This repository supports fine-tuning the Segment Anything Model (SAM). By default, it trains the mask decoder of SAM on a given dataset.

The training code mimics the operational process of the SamPredictor class from the official SAM implementation.

This repository supports batch sizes $\ge$ 2 and enables multi-GPU training based on PyTorch's DistributedDataParallel. Since the code is written with multi-GPU usage in mind, there may be a slight performance degradation when running on a single GPU.

Additionally, TinyViT, proposed in MobileSAM, can be used as the image encoder by providing the appropriate model type.

The supported model types are as follows, where vit_t refers to TinyViT:

  • vit_h
  • vit_l
  • vit_b
  • vit_t

Since this repository was created for the need of segmentation on a single class and background, it can only handle binary-class datasets by default. That is, the input GT mask y must have values of either 0 or 1.

The input prompt for the mask decoder is automatically generated. By default, a rectangle(box) is created using cv2.boundingRect that completely contains the binary mask region.

If you want to apply it to a multi-class dataset, modify segment_anything/utils/trainer.py. While I haven't implemented it myself, you can obtain multiple binary masks by one-hot encoding the GT mask y, and then obtain a box prompt for each mask.

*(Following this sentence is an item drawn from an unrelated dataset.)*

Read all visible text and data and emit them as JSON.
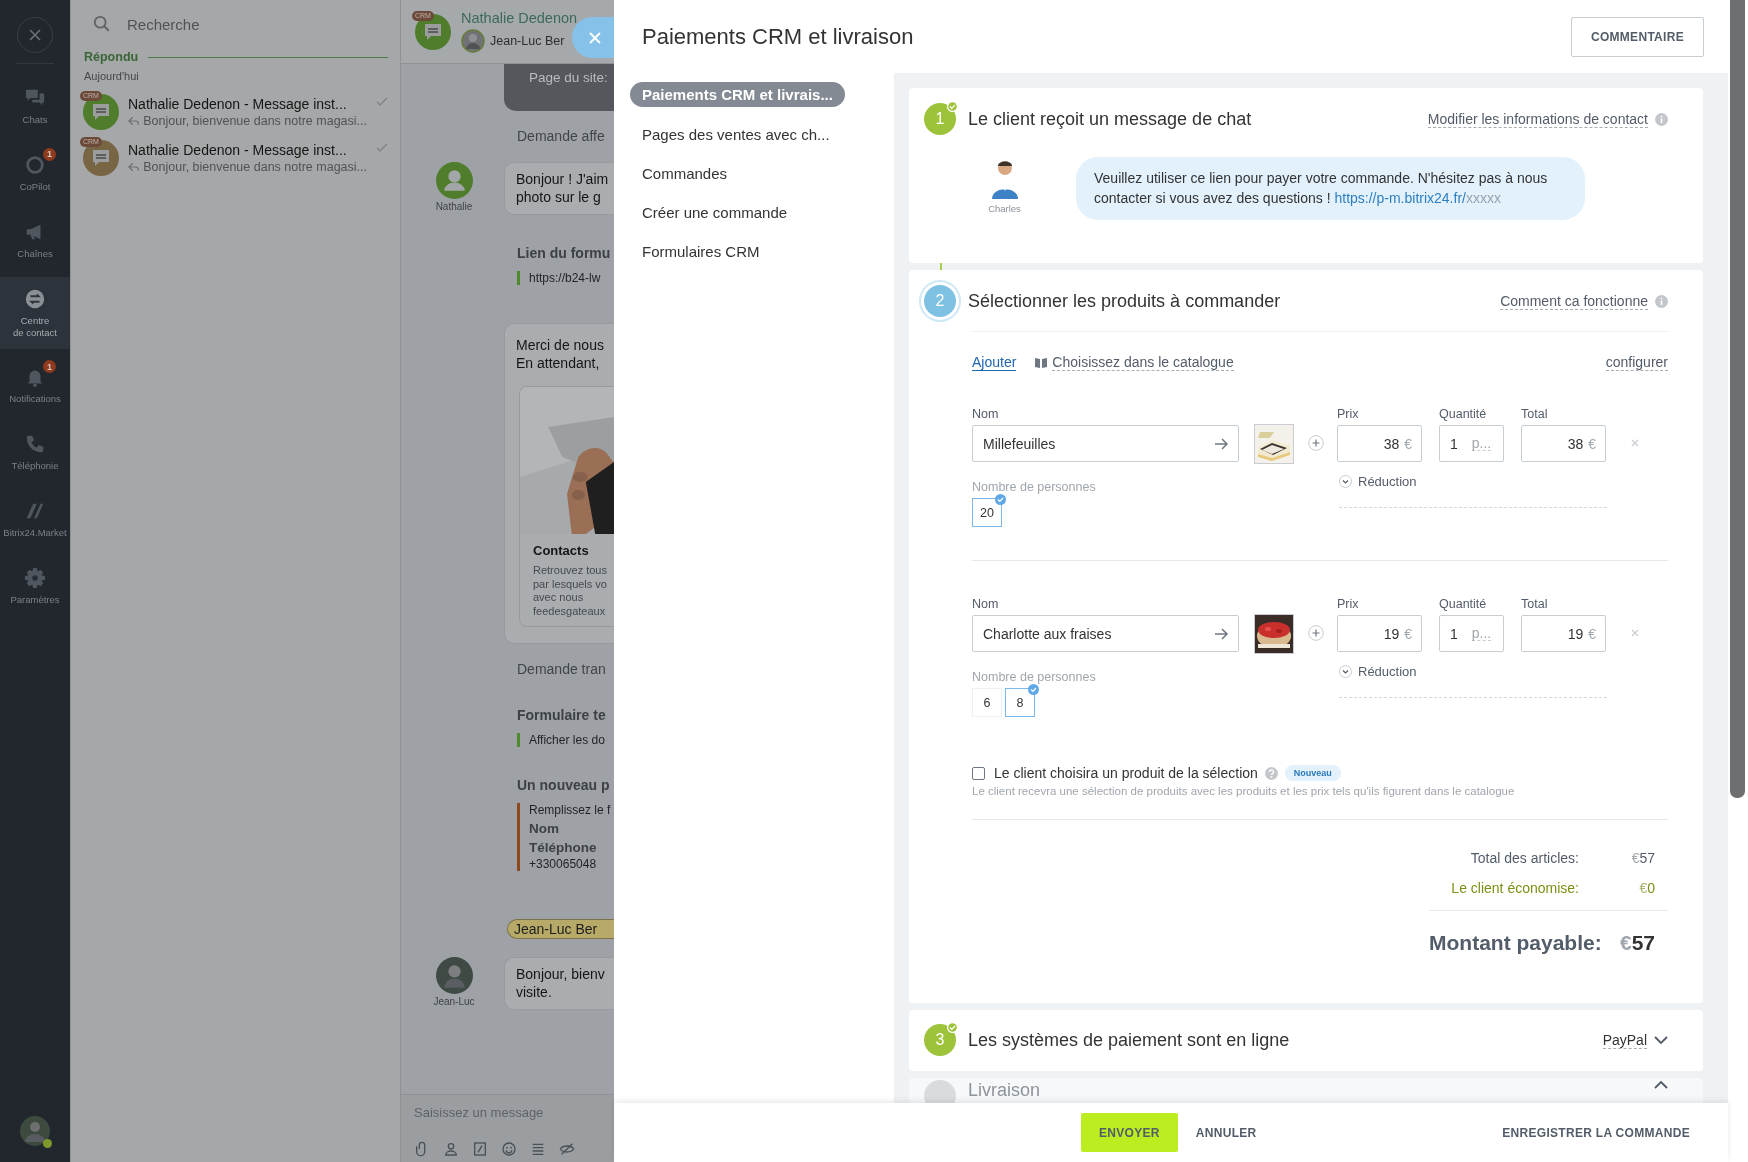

If the validation score improves, it saves the model weights. However, saving the entire set of weights is inefficient, so it only saves the parameters being trained. For more details, refer to segment_anything/utils/save_weight.py. After loading the model with an existing checkpoint, you can load a part of the weights using load_partial_weight. An example is in load_model_ex.py

All training processes are logged using WandB(Weights & Biases). To modify the wandb project name, modify the --project_name argument.

How to use

To run the code, you need libraries such as numpy, torch, torchinfo, and timm(for vit_t).

  • Download the checkpoint corresponding to the model type.
  • Inside run.py, provide the appropriate paths for the train and validation datasets.
  • You can check the meaning of each argument in argparse at the top of run.py.
  • For example, you can run like this: python run.py --batch_size 8 --port 1234 --dist True --seed 21 --model_type vit_h --checkpoint sam_vit_h.pth --epoch 5 --lr 2e-4 --project_name Fine-tuning-SAM
  • or, run: ./run.sh

The number of num_workers is set to 4 times the number of available GPUs. If you want to change this, modify opts.num_workers at the bottom of run.py.

For model training, BCELoss and IoULoss were used, and IoU and Dice were used as evaluation metrics. You can find the detailed implementation in segment_anything/utils.

If you want to use different losses or evaluation metrics, modify run.py and segment_anything/utils/trainer.py.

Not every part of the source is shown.